Ferguson, John Creery (1802–65), medical doctor, was born 22 August 1802 at Tandragee, Co. Armagh, son of Thomas Ferguson, doctor and apothecary, and his wife Elizabeth, daughter of John Creery, rector of Tandragee. Thomas practised in Tandragee and then Dublin, where he later died during the cholera epidemic of 1832. John was educated at the Feinaiglian Institution and went on to win a scholarship to TCD (1818), obtaining the gold medal for first place in the examination. He received a BA (1823), a degree in medicine (1827), and an MA (1833) from Trinity. On 9 June 1827 he obtained the licence and on 12 November 1829 the fellowship of the College of Physicians in Ireland.

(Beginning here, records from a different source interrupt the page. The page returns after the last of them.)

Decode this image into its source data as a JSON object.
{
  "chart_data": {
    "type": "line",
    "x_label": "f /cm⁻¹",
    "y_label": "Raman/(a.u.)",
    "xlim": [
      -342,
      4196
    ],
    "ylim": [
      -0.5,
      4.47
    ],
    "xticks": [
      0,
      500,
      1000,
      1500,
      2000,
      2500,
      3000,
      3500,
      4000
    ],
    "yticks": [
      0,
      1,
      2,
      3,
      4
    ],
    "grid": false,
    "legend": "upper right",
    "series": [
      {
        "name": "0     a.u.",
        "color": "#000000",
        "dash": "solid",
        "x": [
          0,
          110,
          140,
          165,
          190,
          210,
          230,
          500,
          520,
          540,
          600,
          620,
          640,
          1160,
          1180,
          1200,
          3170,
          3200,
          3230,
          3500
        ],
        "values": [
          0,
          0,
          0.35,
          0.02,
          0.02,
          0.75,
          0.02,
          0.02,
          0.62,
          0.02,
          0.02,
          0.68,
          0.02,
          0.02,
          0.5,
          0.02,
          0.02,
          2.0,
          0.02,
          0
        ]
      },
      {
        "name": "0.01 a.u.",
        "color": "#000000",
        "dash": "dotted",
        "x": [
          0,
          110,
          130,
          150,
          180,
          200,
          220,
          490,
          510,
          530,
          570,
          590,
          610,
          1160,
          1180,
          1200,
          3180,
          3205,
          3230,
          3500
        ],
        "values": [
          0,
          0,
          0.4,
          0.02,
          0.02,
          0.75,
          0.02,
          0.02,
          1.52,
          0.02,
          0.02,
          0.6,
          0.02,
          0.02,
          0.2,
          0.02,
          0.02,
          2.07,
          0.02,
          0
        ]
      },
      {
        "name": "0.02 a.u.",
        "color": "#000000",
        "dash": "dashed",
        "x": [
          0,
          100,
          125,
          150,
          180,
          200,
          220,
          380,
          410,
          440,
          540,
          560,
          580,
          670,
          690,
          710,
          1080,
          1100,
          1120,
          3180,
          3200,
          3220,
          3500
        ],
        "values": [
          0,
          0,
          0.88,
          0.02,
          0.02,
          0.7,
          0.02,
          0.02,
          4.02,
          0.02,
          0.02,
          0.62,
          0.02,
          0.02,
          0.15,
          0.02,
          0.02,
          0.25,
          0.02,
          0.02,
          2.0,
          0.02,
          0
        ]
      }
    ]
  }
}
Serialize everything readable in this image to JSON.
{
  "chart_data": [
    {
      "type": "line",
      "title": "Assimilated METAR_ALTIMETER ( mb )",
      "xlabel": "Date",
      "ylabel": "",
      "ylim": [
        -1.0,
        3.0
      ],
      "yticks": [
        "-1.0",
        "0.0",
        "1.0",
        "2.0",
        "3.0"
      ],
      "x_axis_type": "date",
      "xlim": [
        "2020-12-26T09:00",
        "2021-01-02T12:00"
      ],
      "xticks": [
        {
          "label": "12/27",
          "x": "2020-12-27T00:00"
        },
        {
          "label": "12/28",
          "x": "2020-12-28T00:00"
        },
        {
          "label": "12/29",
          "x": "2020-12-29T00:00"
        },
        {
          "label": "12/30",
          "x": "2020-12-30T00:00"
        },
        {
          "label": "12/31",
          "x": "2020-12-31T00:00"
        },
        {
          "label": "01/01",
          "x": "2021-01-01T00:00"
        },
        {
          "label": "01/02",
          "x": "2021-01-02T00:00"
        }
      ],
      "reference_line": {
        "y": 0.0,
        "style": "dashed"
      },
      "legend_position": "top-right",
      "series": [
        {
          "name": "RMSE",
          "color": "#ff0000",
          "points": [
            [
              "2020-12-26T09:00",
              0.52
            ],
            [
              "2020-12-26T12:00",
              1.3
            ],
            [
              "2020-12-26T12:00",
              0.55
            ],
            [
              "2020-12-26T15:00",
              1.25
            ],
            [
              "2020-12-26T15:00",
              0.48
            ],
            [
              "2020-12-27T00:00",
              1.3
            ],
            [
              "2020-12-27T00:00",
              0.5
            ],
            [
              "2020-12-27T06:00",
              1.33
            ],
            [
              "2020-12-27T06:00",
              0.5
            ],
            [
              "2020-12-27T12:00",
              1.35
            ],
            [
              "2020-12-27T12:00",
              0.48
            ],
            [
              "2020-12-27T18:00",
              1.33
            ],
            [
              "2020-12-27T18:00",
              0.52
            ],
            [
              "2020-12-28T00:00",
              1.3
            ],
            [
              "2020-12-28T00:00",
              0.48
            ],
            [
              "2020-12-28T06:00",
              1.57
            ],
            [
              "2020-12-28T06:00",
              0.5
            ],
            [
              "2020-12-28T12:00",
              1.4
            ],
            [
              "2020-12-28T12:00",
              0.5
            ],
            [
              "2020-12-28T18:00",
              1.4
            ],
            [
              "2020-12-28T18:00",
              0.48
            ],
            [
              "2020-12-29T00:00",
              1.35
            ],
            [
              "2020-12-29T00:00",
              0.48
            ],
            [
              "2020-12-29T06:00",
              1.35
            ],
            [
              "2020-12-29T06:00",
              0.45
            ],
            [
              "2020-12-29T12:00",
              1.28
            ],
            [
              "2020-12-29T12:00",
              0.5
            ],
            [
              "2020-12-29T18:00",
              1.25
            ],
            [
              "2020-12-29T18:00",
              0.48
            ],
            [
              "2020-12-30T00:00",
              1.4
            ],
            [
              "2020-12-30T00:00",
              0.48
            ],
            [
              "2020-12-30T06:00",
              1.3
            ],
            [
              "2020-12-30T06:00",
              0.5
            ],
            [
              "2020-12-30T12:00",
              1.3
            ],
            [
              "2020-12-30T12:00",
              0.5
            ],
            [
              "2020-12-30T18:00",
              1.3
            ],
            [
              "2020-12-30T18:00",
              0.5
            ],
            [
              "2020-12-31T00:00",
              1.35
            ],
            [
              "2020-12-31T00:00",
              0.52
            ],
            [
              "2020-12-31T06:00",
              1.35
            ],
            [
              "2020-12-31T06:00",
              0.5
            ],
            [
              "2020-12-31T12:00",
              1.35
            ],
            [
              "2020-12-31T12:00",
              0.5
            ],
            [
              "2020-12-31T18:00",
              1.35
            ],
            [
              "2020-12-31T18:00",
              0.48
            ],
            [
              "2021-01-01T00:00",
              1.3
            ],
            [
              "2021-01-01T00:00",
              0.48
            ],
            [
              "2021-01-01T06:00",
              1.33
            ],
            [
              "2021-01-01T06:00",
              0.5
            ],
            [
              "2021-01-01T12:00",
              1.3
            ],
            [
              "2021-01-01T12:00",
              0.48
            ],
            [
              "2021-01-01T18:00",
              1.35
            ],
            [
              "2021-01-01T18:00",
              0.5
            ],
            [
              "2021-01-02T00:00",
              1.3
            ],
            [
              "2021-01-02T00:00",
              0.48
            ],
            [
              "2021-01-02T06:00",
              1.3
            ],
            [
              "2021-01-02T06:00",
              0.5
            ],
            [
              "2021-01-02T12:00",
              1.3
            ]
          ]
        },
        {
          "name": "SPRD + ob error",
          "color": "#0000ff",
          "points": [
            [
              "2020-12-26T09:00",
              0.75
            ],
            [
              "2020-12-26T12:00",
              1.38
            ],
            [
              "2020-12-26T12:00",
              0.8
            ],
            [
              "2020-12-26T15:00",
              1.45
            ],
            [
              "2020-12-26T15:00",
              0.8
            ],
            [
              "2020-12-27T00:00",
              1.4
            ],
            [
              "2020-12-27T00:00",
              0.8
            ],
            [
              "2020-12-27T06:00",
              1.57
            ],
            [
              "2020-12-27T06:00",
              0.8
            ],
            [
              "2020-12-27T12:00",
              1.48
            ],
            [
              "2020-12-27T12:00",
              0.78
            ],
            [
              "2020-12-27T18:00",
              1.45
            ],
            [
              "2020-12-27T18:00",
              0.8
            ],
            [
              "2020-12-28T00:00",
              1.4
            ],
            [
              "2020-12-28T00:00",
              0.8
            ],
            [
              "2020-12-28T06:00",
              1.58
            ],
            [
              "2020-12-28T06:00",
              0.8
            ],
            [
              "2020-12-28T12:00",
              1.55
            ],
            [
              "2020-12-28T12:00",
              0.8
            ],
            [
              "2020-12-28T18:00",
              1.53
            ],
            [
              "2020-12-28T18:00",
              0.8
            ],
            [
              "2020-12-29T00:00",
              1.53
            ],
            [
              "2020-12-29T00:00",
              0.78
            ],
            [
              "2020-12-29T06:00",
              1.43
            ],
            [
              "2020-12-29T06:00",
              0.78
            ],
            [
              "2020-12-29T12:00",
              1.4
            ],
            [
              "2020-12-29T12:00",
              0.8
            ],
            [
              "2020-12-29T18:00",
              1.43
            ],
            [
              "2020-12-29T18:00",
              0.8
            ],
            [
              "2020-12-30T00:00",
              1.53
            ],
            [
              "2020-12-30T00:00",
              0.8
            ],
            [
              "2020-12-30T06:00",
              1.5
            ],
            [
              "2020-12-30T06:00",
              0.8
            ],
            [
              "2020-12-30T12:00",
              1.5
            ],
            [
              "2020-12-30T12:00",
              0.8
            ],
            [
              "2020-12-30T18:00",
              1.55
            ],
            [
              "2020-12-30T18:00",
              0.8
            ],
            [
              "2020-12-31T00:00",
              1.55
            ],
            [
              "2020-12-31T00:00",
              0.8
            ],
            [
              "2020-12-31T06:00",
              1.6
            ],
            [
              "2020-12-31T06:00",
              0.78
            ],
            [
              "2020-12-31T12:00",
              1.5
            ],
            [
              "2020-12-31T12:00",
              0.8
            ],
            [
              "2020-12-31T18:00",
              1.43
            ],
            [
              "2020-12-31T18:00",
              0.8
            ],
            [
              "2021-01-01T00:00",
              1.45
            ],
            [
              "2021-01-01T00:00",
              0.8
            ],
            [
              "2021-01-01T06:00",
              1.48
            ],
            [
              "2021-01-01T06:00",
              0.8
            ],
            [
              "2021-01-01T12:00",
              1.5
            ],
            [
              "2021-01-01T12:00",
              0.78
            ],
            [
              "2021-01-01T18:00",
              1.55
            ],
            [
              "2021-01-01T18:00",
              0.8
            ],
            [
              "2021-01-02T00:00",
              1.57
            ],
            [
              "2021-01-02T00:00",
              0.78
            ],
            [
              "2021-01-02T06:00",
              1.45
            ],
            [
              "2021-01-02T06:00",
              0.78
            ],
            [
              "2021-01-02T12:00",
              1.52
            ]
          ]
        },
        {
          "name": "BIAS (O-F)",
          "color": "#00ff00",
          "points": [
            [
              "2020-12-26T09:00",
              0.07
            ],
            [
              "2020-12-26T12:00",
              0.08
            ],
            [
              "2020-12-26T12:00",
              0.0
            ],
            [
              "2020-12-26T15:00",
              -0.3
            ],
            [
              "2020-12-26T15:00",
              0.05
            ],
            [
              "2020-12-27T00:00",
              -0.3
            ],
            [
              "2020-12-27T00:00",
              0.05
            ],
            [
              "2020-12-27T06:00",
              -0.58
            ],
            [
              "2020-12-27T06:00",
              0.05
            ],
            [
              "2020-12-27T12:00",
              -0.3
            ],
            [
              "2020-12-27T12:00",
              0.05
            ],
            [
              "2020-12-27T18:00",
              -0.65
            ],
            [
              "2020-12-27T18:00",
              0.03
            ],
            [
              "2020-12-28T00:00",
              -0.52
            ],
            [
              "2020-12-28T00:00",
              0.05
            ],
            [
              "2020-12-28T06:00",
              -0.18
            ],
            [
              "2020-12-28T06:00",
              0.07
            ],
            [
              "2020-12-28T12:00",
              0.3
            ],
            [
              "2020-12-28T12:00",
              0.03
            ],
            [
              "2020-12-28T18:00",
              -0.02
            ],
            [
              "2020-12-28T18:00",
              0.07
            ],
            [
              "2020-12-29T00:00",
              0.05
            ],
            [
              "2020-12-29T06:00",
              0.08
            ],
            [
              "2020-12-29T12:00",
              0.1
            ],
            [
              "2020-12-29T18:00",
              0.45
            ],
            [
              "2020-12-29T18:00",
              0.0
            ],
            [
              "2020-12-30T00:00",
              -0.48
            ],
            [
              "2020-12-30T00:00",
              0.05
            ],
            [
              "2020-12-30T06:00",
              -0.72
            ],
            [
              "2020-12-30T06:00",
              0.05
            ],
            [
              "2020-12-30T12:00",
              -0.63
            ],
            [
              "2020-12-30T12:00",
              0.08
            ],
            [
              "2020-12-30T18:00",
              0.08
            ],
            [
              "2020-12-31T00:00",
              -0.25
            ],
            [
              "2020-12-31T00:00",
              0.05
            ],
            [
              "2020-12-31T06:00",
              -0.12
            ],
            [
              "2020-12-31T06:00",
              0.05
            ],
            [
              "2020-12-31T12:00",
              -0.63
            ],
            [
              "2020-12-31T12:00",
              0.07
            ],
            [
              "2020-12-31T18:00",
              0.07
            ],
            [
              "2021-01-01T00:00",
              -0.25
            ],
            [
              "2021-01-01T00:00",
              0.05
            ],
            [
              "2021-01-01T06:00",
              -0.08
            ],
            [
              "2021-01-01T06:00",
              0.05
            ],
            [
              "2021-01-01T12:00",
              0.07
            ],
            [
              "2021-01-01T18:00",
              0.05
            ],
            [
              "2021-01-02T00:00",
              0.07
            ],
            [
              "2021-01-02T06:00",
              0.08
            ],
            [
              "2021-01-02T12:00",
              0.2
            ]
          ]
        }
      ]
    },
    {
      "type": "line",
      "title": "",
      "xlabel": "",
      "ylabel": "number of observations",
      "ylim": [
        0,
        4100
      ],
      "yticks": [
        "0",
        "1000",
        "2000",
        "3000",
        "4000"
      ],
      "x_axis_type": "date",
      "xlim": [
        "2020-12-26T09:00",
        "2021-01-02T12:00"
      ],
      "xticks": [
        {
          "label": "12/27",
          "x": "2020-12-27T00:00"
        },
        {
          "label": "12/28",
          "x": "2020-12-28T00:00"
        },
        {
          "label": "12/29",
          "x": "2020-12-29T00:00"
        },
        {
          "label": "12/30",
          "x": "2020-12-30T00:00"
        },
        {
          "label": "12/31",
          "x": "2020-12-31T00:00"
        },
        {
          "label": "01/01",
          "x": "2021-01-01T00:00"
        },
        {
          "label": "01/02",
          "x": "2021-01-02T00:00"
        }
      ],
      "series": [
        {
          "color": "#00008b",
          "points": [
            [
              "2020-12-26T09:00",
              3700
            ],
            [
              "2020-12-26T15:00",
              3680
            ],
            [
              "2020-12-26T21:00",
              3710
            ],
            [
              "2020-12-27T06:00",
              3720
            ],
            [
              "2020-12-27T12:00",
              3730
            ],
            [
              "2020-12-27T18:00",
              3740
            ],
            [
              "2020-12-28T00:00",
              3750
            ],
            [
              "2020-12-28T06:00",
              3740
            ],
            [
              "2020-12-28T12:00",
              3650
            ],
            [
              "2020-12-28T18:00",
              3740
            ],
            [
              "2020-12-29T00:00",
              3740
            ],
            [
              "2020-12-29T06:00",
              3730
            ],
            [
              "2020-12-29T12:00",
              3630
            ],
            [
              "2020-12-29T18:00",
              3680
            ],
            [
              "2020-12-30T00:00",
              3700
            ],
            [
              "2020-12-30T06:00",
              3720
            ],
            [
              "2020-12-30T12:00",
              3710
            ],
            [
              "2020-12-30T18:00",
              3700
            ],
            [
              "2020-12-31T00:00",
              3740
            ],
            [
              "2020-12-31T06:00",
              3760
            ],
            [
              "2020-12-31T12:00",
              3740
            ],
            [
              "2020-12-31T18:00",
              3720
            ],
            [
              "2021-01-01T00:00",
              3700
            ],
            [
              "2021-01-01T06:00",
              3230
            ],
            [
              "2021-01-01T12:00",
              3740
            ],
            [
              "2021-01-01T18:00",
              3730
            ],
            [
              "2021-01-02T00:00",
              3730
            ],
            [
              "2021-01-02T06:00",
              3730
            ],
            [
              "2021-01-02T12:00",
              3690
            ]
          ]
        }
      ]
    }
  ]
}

In 1824 he went to Edinburgh for a year with William Stokes (qv) to gain further medical experience; they graduated there the following year. He also visited Paris (1827), where he was introduced to the use of the stethoscope in diagnosing pregnancy by Jacques de Kergaradec, who pioneered the technique. However, contemporary French obstetricians failed to recognise the significance of the stethoscope and advised Kergaradec ‘to abandon these toys of ignorance, truly prejudicial to science and the well-being of an amiable and interesting sex’ (Coakley, 1988). Ferguson returned to Ireland convinced of the importance of foetal auscultation, and in November 1827 at the Dublin General Dispensary, Temple Bar, he heard the human foetal heart for the first time in Ireland or Britain. He recommended the use of the stethoscope to the master of the Rotunda hospital, Robert Collins, and his assistants, Evory Kennedy (qv) and O'Brien Adams. The technique was taken up with enthusiasm and soon became routine practice in the wards. He wrote a paper, ‘Auscultation, the only unequivocal evidence of pregnancy’, in Dublin Medical Transactions, i (1830), 64. A later publication by Evory Kennedy further influenced the theory and practice of obstetrics in Scotland and England.

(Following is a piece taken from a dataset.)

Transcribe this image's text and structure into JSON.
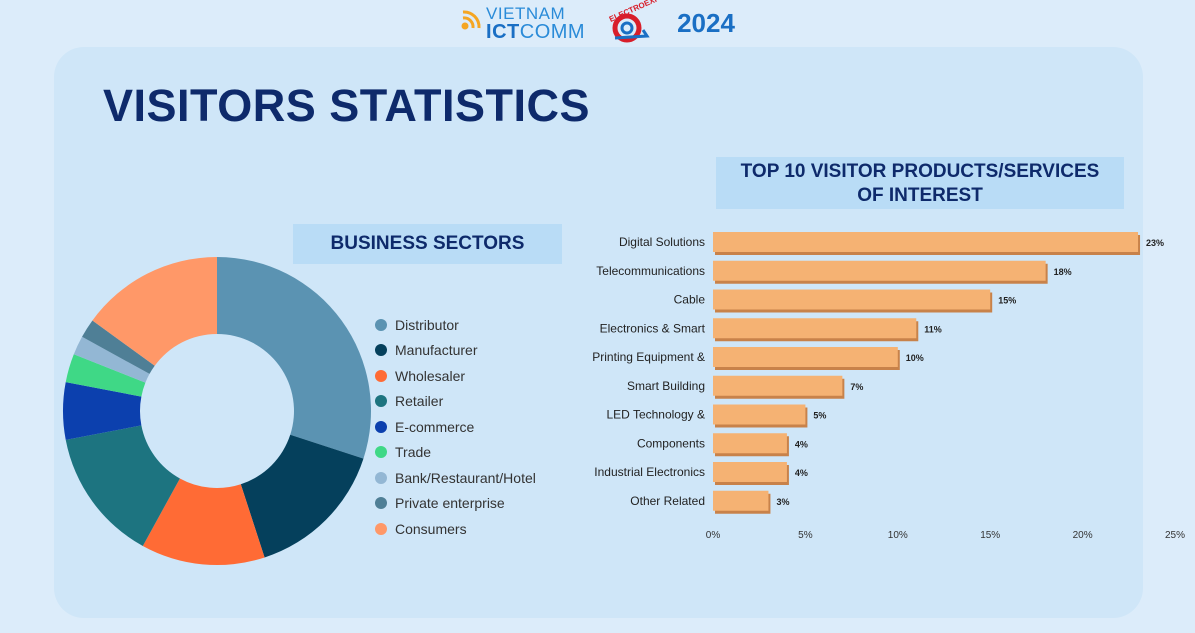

Ferguson continued his practice in Dublin, and was physician to Simpson's Hospital and Sir Patrick Dun's Hospital. After the founding of the School of Medicine of the Apothecaries' Hall in 1836 he was appointed first professor of medicine (1837–46). He was given responsibility for fever hospitals after the cholera epidemic of 1832 and the typhus epidemic following the famine of 1845–9. In 1846 he was elected King's professor of the practice of medicine in the school of physic, TCD, and in 1849 appointed first professor of medicine to QCB. He was an examiner in the queen's university and president of the Ulster Medical Society. While there, he published Consumption: what it is, and what it is not: its causation and its remediability (Belfast, 1858).
He married first Jane Clarke from Dublin, and after her death his cousin, a Miss Tate from England. Altogether he had eleven children, ten of whom survived him. He was a popular man with a genial disposition. He died 24 June 1865 in Belfast and was interred at Balmoral in south Belfast, where a monument to his memory was erected by his medical colleagues.